Egal, ich konnte mich nicht entschließen, an den Tisch zurückzukehren. Hannas Detektivspielerei machte mich ganz verrückt! Anstatt endlich mal in Ruhe die Geschehnisse von damals zu reflektieren oder uns einfach über die vergangenen fünfundzwanzig Jahre auszutauschen, initiierte Hanna hier plötzlich
Die drei Fragezeichen
und präsentierte mir einen Verdächtigen nach dem anderen. Nur damit sie selbst keine Schuld traf. Damit sie endlich komplett verdrängen konnte, dass ihr Buch der Auslöser für Dorits Tod gewesen war. In welcher Form auch immer.
Auch wenn ich auf dem Weg hierher noch ernsthaft erwogen hatte, Hanna und Fabienne von meinen seltsamen nächtlichen Entdeckungen bei Wolff zu erzählen, schob ich diesen Gedanken jetzt weit von mir.
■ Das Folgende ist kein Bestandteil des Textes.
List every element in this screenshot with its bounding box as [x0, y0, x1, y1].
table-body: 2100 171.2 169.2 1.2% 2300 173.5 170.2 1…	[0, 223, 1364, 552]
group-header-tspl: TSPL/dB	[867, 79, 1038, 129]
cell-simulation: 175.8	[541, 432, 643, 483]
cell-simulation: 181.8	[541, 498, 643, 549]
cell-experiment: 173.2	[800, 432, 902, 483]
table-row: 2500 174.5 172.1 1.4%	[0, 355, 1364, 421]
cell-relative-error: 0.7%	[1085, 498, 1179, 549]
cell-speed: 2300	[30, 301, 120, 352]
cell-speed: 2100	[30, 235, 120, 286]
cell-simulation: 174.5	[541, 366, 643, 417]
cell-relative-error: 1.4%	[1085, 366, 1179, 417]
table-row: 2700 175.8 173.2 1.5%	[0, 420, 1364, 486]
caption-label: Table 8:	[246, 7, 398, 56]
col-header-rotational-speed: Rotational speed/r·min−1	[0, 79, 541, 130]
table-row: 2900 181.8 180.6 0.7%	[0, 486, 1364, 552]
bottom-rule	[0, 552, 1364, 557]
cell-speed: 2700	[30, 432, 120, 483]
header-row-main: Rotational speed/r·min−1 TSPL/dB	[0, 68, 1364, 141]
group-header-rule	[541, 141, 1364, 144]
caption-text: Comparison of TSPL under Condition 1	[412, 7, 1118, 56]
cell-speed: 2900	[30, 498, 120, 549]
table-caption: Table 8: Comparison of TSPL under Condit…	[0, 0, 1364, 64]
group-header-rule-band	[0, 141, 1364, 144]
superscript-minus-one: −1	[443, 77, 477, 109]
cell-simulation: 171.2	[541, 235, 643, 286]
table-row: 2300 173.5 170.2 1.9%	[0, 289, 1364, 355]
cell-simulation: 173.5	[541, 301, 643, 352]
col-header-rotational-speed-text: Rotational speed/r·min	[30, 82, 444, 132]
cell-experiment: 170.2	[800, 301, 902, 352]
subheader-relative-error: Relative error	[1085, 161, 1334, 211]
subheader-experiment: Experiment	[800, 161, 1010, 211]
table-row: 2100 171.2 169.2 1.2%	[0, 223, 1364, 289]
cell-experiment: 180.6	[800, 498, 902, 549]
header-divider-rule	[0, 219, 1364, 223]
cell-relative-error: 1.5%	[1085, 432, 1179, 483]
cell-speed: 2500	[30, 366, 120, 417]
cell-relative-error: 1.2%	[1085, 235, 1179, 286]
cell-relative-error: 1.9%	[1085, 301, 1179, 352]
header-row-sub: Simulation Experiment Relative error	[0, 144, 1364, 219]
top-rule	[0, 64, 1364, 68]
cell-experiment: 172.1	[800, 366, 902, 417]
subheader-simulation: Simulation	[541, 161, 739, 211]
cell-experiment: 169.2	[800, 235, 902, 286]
Sicher steckte sowieso nicht das Geringste dahinter! Obgleich ich zugeben musste, dass mich das, was ich dort gesehen hatte, zutiefst beunruhigte. Es hatte einen Schatten auf diese Nacht geworfen. Und einen schalen Nachgeschmack hinterlassen, den ich nicht wieder loswurde. Keinesfalls durfte ich Hanna davon erzählen! Sie würde das Ganze sofort unnötig aufbauschen und ein Riesentrara darum machen. O nein, das wollte ich Wolff nicht antun. Und mir selbst schon gar nicht. Dann hörte ich mir lieber weiter Hannas versponnene Verschwörungstheorien an.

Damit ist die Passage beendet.